Several quotes from The Reader, I’d like to share with you:
“Through the long hours of the night you have the Church clock for company and the rumble of the occasional passing car that throws it’s headlights across the walls and ceilings. These are hours without sleep, which is not to say they’re sleepless, because on the contrary, they’re not about lack of anything, they are rich and full. Desires, memories, fears, passions form labyrinths in which we lose and find then lose ourselves again. They are hours where anything is possible, good or bad.”
“Now escape involves not just running away, but arriving somewhere.”

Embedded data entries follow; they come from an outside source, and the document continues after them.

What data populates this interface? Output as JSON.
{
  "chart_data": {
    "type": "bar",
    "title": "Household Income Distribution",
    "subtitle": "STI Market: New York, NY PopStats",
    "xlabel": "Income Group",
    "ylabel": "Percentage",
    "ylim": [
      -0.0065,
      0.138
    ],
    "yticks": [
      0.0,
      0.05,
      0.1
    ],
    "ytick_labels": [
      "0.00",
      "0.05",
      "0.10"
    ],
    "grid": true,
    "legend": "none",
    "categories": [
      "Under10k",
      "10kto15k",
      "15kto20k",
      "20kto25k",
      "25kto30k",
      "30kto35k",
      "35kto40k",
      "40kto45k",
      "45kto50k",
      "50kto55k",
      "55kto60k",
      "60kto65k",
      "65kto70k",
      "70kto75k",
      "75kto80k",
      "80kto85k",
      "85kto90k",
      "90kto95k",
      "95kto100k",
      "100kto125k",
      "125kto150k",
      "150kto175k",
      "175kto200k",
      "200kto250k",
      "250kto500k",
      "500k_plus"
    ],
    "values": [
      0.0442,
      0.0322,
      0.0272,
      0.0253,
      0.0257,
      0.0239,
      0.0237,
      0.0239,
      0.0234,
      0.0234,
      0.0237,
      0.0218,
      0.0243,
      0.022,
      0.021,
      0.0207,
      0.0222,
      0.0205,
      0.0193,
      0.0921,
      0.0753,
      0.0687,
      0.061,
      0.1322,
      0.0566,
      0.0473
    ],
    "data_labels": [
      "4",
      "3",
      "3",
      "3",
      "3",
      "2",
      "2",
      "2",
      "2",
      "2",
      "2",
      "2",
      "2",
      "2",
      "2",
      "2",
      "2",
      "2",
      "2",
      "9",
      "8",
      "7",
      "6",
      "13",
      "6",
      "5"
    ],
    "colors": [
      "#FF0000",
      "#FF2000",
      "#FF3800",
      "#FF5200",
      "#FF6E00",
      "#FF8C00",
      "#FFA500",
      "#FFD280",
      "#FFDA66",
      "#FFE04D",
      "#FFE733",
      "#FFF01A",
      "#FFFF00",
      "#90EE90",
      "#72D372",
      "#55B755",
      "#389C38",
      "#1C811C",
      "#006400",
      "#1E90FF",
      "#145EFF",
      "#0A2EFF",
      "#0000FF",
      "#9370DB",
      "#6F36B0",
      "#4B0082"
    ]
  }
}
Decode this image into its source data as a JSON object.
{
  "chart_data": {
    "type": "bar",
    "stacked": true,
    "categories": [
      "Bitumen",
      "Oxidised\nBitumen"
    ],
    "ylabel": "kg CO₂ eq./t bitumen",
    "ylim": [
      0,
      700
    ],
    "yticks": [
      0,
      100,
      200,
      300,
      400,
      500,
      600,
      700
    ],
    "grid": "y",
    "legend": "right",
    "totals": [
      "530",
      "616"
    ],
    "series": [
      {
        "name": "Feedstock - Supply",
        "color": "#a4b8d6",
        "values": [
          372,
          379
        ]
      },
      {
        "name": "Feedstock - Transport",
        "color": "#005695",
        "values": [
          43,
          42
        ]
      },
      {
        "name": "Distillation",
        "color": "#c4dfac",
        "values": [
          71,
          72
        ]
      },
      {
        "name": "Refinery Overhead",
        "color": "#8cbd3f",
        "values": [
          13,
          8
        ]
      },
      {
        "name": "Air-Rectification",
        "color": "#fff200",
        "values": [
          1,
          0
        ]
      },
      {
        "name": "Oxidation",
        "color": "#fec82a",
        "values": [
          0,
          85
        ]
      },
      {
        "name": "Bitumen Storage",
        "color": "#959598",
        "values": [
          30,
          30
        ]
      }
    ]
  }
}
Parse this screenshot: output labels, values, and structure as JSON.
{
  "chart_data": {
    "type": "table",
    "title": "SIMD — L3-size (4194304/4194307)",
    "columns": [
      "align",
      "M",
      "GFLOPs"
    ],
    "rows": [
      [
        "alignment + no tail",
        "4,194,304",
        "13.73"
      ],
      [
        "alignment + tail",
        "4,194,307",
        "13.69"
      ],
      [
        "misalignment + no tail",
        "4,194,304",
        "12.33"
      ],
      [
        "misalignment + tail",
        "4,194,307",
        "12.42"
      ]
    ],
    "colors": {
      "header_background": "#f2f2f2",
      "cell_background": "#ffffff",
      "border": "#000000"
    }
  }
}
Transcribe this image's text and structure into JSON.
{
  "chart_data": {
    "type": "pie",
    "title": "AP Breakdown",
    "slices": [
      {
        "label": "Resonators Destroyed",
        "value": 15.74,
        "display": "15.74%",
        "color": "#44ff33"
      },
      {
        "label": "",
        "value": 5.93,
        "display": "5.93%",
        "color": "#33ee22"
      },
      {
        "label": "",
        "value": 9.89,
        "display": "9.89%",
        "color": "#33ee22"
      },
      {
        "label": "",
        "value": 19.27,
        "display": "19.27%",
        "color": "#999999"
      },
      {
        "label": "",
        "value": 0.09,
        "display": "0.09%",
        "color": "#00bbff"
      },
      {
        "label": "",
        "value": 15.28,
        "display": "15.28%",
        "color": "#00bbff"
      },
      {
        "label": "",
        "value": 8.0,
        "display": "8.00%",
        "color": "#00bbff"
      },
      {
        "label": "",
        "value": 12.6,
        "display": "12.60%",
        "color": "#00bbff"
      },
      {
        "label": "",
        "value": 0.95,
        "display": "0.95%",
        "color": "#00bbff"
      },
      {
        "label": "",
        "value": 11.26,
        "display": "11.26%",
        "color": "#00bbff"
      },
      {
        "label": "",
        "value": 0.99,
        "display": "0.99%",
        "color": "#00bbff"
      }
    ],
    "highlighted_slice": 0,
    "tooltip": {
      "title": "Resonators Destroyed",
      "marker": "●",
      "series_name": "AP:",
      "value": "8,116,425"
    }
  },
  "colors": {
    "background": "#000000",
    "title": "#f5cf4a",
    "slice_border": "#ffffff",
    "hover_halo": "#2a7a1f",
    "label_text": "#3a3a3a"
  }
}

“I wanted simultaneously to understand Hanna’s crime and to condemn it. But it was too terrible for that. When I tried to understand it, I had the feeling I was failing to condemn it as it must be condemned. When I condemned it as it must be condemned, there was no room for understanding. But even as I wanted to understand Hanna, failing to understand her meant betraying her all over again. I could not resolve this. I wanted to pose myself both tasks-understanding and condemnation. But it was impossible to do both.”
“The tectonic layers of our lives rest so tightly one on top of the other that we always come up against earlier events in later ones, not as matter that has been fully formed and pushed aside, but absolutely present and alive.”